Spring yielded to summer; summer passed; the picture progressed;
Cornelius devoted to it his brief holiday in the autumn.

"You look pale and ill," said Kate; "you want rest."

"I feel in perfect health; work is my holiday," was his invariable reply.

And to work he fell—harder than ever.

"Yes, yes," she sadly said, "the fever is on you."

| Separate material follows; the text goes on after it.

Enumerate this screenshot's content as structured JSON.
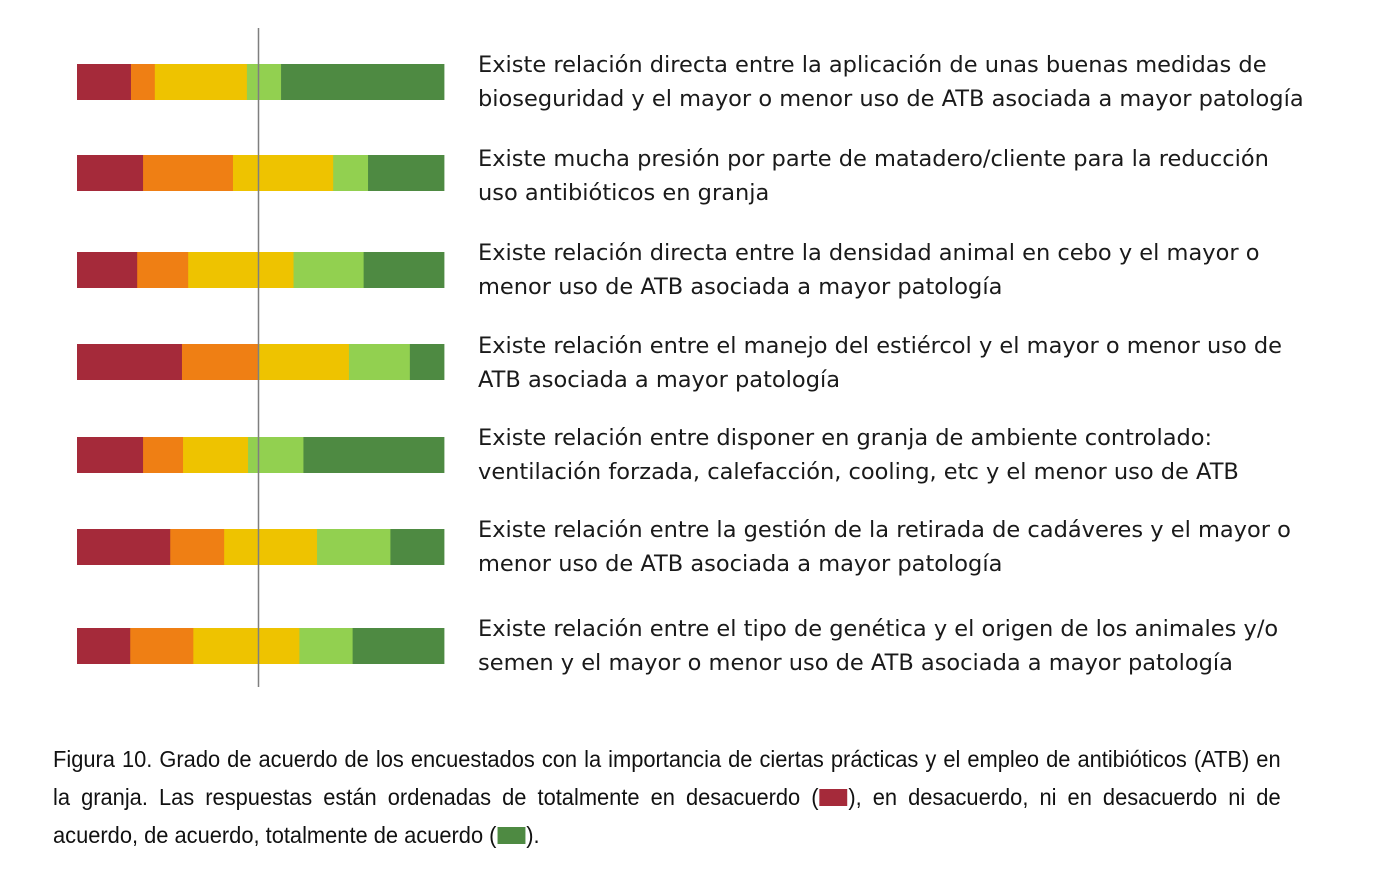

The fever was indeed on him; that strange, engrossing fever to which passion is nothing; which to the strong is life, but death to the weak. He revelled in it as in a new, free, delightful existence. Pale and thin he was, but his brow had never been more serene, his glance more hopeful, his whole bearing more living and energetic. But as autumn waned, as days grew short, as leisure to work lessened, the serenity of Cornelius vanished. He rose long before dawn and paced his little studio up and down, impatiently watching the east: with the first streak of daylight he was at work, and day after day it became more difficult to tear him from his task. When he came home at dusk, his first act was to run up to his picture. I often followed him unnoticed, and found him standing before it, fastening on his unfinished labour a concentrated look that seemed as if it would struggle against fate and annihilate the laws of time. When he turned away, it was with an impatient sigh unmixed with the least atom of resignation.